Самуил вернулся против обычного очень поздно из церкви – спокойный, умиротворенный, попросил у Евдокии поесть.
– Дочка, Дуняша, сядь со мной. Ты видишь, что творится, тебе и ликбез пришлось пройти, обманывая тех учителей, что ты даже по складам не читаешь, и в колхозе этом проклятущем теперь трудишься. Про остальное и говорить нечего. Дуняша, изображай блажную, дурочку, тебе так будет легче выжить. Меня со дня на день арестуют, повезут в какую-нибудь тюрьму или какие каналы-траншеи копать. Но я уже старый, авось не доеду, сгину по дороге. А ты живи дурочкой, блажной, как захочешь.

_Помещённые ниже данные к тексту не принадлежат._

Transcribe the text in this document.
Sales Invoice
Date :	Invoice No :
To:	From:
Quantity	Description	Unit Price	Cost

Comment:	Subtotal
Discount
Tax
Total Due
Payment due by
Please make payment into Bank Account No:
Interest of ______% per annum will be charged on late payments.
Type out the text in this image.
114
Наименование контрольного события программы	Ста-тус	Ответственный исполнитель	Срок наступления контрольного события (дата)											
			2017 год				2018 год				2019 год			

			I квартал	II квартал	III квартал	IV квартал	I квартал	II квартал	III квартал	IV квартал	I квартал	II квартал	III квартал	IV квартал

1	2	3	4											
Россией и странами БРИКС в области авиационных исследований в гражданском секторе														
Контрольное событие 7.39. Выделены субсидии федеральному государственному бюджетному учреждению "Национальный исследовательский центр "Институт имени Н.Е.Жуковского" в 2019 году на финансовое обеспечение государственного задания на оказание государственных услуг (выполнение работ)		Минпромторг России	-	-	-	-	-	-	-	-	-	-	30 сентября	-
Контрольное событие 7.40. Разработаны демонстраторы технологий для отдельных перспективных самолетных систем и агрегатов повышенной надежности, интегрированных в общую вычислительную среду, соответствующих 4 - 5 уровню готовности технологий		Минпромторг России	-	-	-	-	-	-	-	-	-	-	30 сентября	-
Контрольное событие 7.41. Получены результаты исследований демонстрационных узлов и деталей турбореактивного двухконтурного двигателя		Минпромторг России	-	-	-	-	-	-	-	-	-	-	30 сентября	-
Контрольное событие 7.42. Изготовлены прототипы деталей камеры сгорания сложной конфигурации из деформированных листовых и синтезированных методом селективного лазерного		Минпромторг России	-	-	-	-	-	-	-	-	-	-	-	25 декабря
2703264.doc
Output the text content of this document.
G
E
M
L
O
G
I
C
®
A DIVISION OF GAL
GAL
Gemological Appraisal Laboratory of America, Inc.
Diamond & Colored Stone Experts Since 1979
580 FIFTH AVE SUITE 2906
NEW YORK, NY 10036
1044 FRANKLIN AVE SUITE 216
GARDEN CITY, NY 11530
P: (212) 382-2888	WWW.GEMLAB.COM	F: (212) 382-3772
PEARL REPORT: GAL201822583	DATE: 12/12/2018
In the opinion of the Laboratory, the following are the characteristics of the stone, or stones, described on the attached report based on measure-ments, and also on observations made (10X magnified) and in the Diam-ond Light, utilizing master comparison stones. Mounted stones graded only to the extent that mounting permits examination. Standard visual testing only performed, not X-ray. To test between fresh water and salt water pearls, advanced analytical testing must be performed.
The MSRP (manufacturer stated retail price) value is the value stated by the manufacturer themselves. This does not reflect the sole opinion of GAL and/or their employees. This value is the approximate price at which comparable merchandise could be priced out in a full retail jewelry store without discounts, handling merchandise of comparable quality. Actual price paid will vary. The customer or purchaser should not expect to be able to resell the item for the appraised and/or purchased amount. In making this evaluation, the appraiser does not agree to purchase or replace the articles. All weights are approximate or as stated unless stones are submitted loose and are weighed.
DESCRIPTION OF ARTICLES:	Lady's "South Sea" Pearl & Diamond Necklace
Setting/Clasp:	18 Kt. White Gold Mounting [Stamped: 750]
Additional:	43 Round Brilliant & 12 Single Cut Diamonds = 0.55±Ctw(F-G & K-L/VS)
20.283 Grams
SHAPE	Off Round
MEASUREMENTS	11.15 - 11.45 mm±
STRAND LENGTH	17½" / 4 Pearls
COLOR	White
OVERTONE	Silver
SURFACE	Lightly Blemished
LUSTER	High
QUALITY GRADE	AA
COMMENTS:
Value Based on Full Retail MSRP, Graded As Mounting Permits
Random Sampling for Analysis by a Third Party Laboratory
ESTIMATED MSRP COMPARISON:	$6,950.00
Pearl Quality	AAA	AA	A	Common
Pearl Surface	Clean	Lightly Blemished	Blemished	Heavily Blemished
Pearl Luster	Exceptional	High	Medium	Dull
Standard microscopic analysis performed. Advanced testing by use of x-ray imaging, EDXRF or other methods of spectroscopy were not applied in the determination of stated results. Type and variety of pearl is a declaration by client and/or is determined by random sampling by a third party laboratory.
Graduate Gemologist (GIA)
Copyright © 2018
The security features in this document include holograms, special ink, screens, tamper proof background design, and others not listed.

Но не смей за мной нырять.
Дуняша вспомнила, что Параска, дрянь такая, на похороны матери не приехала, лежала она, видите ли, в родовой горячке после того, как произвела на свет Марусю. Тьфу. И такое ее зло взяло, такая досада!
– Папаня, и ты меня бросить хочешь? Маманя предала, померла. Болела и болела десять лет, могла бы и еще десять проболеть! – Евдокия стукнула кулаком по столу и зло зыркнула на отца. – К Параскеве вон запрещаешь соваться, дескать, у нее своя жизнь.
– Знаю, все знаю, Дуняша. Но так Господь распорядился, праведники ему нужнее, чем нам с тобой. А София, душенька моя, мученица, свой крест до конца несла. Не осуждай ее, не обижайся. И на меня не гневись. Крест такой мой. У тебя другой. У Параскевы третий.
Дуняша невесело усмехнулась и фальшиво затянула на частушечный лад, растягивая гласные:
– Го-о-осподи, поми-и-илуй,
Го-о-осподи-и, прости-и-и.
По-о-омоги-и мне, Бо-о-оже,
Скре-е-ест мой донести-и…
Горько заплакала и убежала в свою комнату.